Misadventure: Apart from collisions with smaller vehicles, large vehicles are prone to mishaps that lead to increased traffic congestion and increased demand for the services of public safety personnel;
Vehicular Misadventure
Folly: Some large, fuel inefficient vehicles are simply unnecessary. They are a frivolous and ineffective means of compensating for male under-endowment.
To address all of these externalities, one may devise a VMT which takes into consideration not only the number of miles driven but the size, weight, and fuel efficiency of the vehicle. Smaller, lighter, more fuel efficient vehicles would be assessed a lower mileage tax than large, heavy, inefficient vehicles. Allowance could be made to offset the burden on people who commute to work, and for low-income individuals.

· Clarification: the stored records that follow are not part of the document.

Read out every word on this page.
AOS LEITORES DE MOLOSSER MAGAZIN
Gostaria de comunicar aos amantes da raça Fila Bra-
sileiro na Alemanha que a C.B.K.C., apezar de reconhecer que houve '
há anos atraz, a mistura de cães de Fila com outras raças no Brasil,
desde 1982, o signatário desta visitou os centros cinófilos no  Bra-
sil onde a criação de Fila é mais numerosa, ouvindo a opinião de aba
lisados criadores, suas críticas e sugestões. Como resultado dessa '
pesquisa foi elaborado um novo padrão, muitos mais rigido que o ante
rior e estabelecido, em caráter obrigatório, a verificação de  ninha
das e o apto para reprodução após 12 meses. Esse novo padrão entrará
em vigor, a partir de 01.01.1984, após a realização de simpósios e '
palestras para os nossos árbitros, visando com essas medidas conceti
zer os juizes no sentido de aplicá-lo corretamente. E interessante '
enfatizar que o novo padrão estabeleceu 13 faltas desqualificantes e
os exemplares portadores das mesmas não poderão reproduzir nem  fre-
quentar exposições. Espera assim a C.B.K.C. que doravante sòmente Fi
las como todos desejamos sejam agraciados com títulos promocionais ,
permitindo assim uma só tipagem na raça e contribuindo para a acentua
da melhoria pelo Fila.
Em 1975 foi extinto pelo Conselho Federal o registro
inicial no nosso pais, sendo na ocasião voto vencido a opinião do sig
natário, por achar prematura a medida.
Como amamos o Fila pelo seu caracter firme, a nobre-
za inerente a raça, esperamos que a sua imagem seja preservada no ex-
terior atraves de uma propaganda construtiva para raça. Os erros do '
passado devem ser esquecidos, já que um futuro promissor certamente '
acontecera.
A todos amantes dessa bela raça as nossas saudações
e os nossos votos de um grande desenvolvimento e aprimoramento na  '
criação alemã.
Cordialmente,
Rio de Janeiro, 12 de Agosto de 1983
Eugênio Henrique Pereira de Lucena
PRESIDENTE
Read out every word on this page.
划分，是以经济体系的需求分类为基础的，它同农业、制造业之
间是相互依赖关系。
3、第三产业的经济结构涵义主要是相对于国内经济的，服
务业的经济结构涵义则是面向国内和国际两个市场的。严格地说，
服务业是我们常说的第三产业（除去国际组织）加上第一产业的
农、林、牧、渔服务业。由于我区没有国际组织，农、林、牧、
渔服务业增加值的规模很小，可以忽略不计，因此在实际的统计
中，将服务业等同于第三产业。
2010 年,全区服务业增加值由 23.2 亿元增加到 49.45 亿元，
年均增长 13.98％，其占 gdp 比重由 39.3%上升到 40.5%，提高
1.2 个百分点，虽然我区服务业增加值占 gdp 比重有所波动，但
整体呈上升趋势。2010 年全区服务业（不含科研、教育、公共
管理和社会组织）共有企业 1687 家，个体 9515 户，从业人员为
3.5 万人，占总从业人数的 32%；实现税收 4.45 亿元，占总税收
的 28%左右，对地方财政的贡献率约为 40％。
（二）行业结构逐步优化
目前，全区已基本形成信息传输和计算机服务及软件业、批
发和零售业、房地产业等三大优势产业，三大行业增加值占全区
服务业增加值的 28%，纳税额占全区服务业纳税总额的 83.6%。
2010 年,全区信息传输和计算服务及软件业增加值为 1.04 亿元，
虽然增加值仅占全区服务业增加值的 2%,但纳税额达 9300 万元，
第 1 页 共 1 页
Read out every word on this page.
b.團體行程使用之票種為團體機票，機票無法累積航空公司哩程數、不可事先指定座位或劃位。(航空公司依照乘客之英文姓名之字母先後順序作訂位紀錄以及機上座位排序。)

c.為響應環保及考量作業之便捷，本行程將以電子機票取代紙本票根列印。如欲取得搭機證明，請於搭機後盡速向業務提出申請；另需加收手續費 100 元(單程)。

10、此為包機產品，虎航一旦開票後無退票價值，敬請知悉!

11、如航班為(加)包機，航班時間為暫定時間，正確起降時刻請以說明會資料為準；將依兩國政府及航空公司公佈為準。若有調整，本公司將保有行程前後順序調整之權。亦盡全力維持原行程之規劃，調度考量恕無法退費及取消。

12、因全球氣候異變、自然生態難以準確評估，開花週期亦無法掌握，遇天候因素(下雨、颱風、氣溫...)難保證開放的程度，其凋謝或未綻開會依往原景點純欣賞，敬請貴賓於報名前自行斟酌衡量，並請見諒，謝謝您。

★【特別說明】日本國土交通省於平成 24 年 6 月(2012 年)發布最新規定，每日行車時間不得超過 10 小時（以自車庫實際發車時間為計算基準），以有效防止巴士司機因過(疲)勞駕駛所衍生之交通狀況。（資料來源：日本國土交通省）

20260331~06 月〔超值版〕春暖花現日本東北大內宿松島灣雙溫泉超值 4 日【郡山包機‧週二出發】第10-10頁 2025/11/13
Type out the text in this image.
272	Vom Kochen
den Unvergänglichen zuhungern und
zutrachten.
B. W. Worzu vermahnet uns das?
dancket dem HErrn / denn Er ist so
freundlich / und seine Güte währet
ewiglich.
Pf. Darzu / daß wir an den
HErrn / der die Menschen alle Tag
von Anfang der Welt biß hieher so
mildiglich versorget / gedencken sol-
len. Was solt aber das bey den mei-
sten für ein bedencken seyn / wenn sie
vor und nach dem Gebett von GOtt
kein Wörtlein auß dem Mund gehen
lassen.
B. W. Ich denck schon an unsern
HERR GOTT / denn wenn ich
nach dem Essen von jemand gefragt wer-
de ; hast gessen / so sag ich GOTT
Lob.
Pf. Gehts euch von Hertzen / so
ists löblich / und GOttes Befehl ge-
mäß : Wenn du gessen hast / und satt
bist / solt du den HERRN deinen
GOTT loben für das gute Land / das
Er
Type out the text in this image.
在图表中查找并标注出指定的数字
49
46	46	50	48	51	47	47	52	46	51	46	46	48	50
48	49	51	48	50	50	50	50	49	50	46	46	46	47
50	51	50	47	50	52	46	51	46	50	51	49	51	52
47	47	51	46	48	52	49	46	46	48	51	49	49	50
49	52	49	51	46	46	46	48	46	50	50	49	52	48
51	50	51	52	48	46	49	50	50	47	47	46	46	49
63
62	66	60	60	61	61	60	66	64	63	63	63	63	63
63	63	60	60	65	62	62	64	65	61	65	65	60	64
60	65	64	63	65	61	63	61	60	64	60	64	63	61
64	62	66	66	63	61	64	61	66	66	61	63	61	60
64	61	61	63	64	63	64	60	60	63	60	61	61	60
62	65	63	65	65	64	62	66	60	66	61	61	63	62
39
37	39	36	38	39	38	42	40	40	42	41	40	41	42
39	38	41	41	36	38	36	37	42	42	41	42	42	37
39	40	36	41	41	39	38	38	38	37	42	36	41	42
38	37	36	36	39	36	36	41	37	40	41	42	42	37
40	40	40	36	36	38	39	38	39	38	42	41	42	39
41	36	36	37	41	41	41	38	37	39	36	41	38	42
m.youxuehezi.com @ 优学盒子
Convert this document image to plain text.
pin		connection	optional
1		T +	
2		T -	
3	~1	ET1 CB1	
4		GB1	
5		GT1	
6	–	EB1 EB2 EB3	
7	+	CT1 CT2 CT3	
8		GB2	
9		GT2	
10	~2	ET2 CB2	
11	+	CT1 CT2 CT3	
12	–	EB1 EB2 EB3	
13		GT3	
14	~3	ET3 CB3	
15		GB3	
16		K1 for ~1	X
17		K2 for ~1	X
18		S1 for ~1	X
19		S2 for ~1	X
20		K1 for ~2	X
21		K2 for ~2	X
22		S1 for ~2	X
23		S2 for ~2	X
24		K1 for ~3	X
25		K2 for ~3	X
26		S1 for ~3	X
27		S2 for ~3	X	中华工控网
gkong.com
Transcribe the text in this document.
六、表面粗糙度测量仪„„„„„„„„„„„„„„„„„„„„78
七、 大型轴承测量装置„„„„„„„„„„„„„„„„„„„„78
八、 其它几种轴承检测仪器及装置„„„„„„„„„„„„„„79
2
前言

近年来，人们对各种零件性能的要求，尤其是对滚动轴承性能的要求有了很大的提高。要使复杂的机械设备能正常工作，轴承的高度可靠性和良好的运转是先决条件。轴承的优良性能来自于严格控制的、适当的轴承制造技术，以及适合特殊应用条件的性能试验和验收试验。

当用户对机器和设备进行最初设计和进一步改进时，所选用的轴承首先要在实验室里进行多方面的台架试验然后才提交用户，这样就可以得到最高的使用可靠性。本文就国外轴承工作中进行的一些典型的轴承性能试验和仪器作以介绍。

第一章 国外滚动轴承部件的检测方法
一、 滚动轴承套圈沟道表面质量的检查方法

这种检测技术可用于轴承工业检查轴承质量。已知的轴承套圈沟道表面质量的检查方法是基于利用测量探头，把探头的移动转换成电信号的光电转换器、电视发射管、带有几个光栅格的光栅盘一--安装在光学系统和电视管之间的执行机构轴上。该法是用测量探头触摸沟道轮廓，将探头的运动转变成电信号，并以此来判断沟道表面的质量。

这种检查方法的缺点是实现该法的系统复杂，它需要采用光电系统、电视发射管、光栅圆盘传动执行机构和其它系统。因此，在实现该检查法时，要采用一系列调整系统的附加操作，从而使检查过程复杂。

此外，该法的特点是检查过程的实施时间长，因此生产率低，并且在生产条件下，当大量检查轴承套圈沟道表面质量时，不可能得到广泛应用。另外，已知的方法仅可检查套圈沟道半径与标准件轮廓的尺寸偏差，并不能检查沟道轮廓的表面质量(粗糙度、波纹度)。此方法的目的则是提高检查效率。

Would the Founding Fathers have approved of a VMT? If one views the VMT as a kind of toll, the answer is yes. Benjamin Franklin and John Adams championed the construction of the Erie Canal. Even Thomas Jefferson, who initially ridiculed the idea, later acknowledged it to be “the finest invention of the present age (source).” Operators of the Erie Canal used tolls to pay off, in only 12 years, a loan of 7 million dollars (source). In time, the canal became an important source of revenue for the state of New York (source). Franklin favored optional payments (such as tolls) because individuals who wish to be frugal can avoid the toll (in this case, by driving less). What one pays is based on what one consumes, and it creates an incentive for behaving in ways that are less destructive to our infrastructure and our environment.
Vehicular Folly
And today, a highway project is no longer viewed as a means by which governments may raise revenue without having to resort to new taxes. Instead, one of two scenarios is likely to occur. In the first scenario, financial firms such as Goldman Sachs provide the capital in exchange for revenue from tolls (source).  
In the second scenario, federal highway projects are a means by which members of Congress can bring money to their home states (while pocketing some of it in the process). According to the Center for Public Integrity the federal government, “pumps massive sums of money into disjointed, low-priority, and often ill-defined projects.”
As a result, “America’s surface transportation system — like the funding and policy decisions behind it — desperately lacks any sort of national vision. More than a hundred disparate federal programs constitute a maze through which billions of dollars pass in and out of Washington each year, chaotically making their way back to America’s cities and towns (source).”
Thus, corrupt government is unlikely to adopt a VMT which serves the public interest. Rather than attempting to reduce carbon emissions or dependence on foreign oil, any new tax or increase in existing taxes will likely function as yet another means by which wealth is transferred from the many to the few.